# Stucco to replace T111



## Courageous1 (Aug 2, 2010)

I bought a 1950s repo last December and have been mainly focused on the interior up until now.  I finally have enough done inside that I can start thinking about the exterior.  The previous owner enclosed the carport and used T111 wood siding.  The rest of the house is stucco.  The carport enclosure addition was done without a permit, so it goes without saying that the quality of work done could be better.  The majority of the T111 needs to be replaced.  It was not sealed well, and there is no flashing or protection along the bottom edges.  When it rains the siding absorbs some moisture through the bottom.  Fortunately I live in Southern California and it only rains a few times a year. 
I would like to make the exterior look more cohesive and stucco the carport addition.  I don't know if it is possible to stucco over the T111, or if that is even a good idea.  I am not really concerned about water damage behind the siding, we did a lot of gutting on the interior and there were no signs that water had damaged anything other than the exterior siding. 
Also, when the previous owner poured some concrete around the exterior of this addition, they poured it directly against the siding.  I am planning to rip out that concrete and redo it (its cracking and uneven).  I am sure that when I do that some of the siding is going to come off with the concrete! 
I'd like to know the most cost effective way of redoing the exterior of this portion of the house.  If it is going to be significantly more expensive to replace the siding with stucco, I don't know if I would do it.  Although I know that the aesthetic value of having the exterior all one material may be worth the extra cost.
Any suggestions?


----------



## inspectorD (Aug 3, 2010)

It is doable, but do not expect great results in the future when the T-111 moves because it is probably 2 feet on center attached to the framework. Then of course it could also be fine since you do not get alot of moisture where you live, so the movement may be minimal.

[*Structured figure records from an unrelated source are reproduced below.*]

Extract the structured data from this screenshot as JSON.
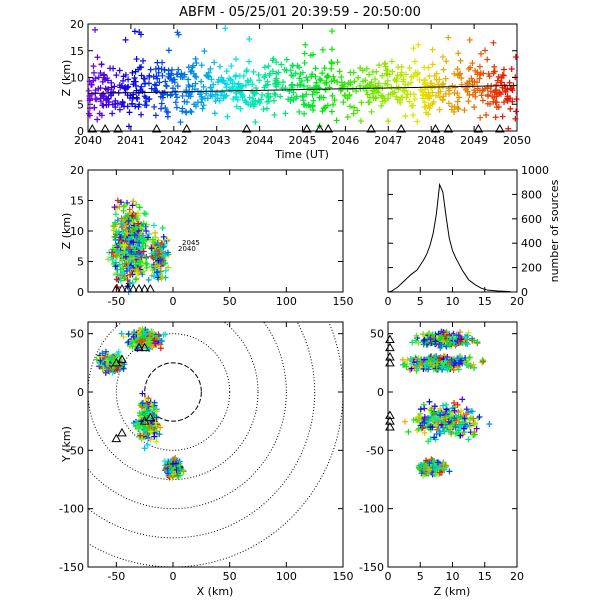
{
  "title": "ABFM - 05/25/01 20:39:59 - 20:50:00",
  "chart_data": [
    {
      "panel": "time-height",
      "type": "scatter",
      "xlabel": "Time (UT)",
      "ylabel": "Z (km)",
      "xlim": [
        2040,
        2050
      ],
      "ylim": [
        0,
        20
      ],
      "xticks": [
        "2040",
        "2041",
        "2042",
        "2043",
        "2044",
        "2045",
        "2046",
        "2047",
        "2048",
        "2049",
        "2050"
      ],
      "yticks": [
        "0",
        "5",
        "10",
        "15",
        "20"
      ],
      "trend_line": {
        "x": [
          2040,
          2050
        ],
        "y": [
          7.0,
          8.5
        ]
      },
      "triangle_markers_x": [
        2040.1,
        2040.4,
        2040.7,
        2041.6,
        2042.3,
        2043.7,
        2045.1,
        2045.4,
        2045.6,
        2046.6,
        2047.3,
        2048.1,
        2048.4,
        2049.1,
        2049.6
      ],
      "point_density_description": "sources distributed mostly between 5 and 13 km, colored by time"
    },
    {
      "panel": "x-z",
      "type": "scatter",
      "xlabel": "",
      "ylabel": "Z (km)",
      "xlim": [
        -75,
        150
      ],
      "ylim": [
        0,
        20
      ],
      "xticks": [
        "-50",
        "0",
        "50",
        "100",
        "150"
      ],
      "yticks": [
        "0",
        "5",
        "10",
        "15",
        "20"
      ],
      "clusters": [
        {
          "x_center": -38,
          "z_center": 8,
          "x_spread": 14,
          "z_spread": 5
        },
        {
          "x_center": -12,
          "z_center": 6,
          "x_spread": 8,
          "z_spread": 3
        }
      ],
      "annotations": [
        "2045",
        "2040"
      ]
    },
    {
      "panel": "altitude-histogram",
      "type": "line",
      "xlabel": "",
      "ylabel": "number of sources",
      "xlim": [
        0,
        20
      ],
      "ylim": [
        0,
        1000
      ],
      "xticks": [
        "0",
        "5",
        "10",
        "15",
        "20"
      ],
      "yticks": [
        "0",
        "200",
        "400",
        "600",
        "800",
        "1000"
      ],
      "x": [
        0.5,
        1.5,
        2.5,
        3.5,
        4.5,
        5.0,
        5.5,
        6.0,
        6.5,
        7.0,
        7.5,
        8.0,
        8.5,
        9.0,
        9.5,
        10.0,
        10.5,
        11.0,
        11.5,
        12.0,
        12.5,
        13.5,
        14.5,
        15.5,
        17.0,
        19.0
      ],
      "values": [
        5,
        40,
        90,
        140,
        180,
        220,
        260,
        310,
        380,
        480,
        640,
        880,
        820,
        620,
        440,
        340,
        280,
        230,
        180,
        140,
        100,
        60,
        30,
        15,
        8,
        3
      ]
    },
    {
      "panel": "x-y plan view",
      "type": "scatter",
      "xlabel": "X (km)",
      "ylabel": "Y (km)",
      "xlim": [
        -75,
        150
      ],
      "ylim": [
        -150,
        60
      ],
      "xticks": [
        "-50",
        "0",
        "50",
        "100",
        "150"
      ],
      "yticks": [
        "-150",
        "-100",
        "-50",
        "0",
        "50"
      ],
      "range_rings_km": [
        25,
        50,
        75,
        100,
        125,
        150
      ],
      "clusters": [
        {
          "x_center": -25,
          "y_center": 45,
          "x_spread": 15,
          "y_spread": 8
        },
        {
          "x_center": -55,
          "y_center": 25,
          "x_spread": 10,
          "y_spread": 8
        },
        {
          "x_center": -22,
          "y_center": -25,
          "x_spread": 10,
          "y_spread": 18
        },
        {
          "x_center": 0,
          "y_center": -65,
          "x_spread": 7,
          "y_spread": 7
        }
      ]
    },
    {
      "panel": "z-y",
      "type": "scatter",
      "xlabel": "Z (km)",
      "ylabel": "",
      "xlim": [
        0,
        20
      ],
      "ylim": [
        -150,
        60
      ],
      "xticks": [
        "0",
        "5",
        "10",
        "15",
        "20"
      ],
      "yticks": [
        "-150",
        "-100",
        "-50",
        "0",
        "50"
      ],
      "clusters": [
        {
          "z_center": 9,
          "y_center": 45,
          "z_spread": 4,
          "y_spread": 6
        },
        {
          "z_center": 8,
          "y_center": 25,
          "z_spread": 5,
          "y_spread": 6
        },
        {
          "z_center": 9,
          "y_center": -25,
          "z_spread": 5,
          "y_spread": 15
        },
        {
          "z_center": 7,
          "y_center": -65,
          "z_spread": 2,
          "y_spread": 6
        }
      ]
    }
  ]
}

Just repair or replace any of the damaged T-111. You also want to paint all the edges if the plywood is painted already o keep it consistant.
Then fasten it all down with some ringshank nails that will not pull out.

Then have a licenced contractor come out and give you some $$ amounts to install. Get more than one, and do your homework on types of stucco in your area. Good luck.


----------



## GBR (Aug 23, 2010)

I would remove the abutting concrete, dig and pour a new foundation, footing and short wall to get the bearing needed for the new stucco. To build a stuccoed wall on a carport slab without perimeter footings to support it would be foolish. Then your H.O.Insurance would cover it when the "Big one" shakes. You'll have it permitted and paper trailed.

Be safe, Gary


----------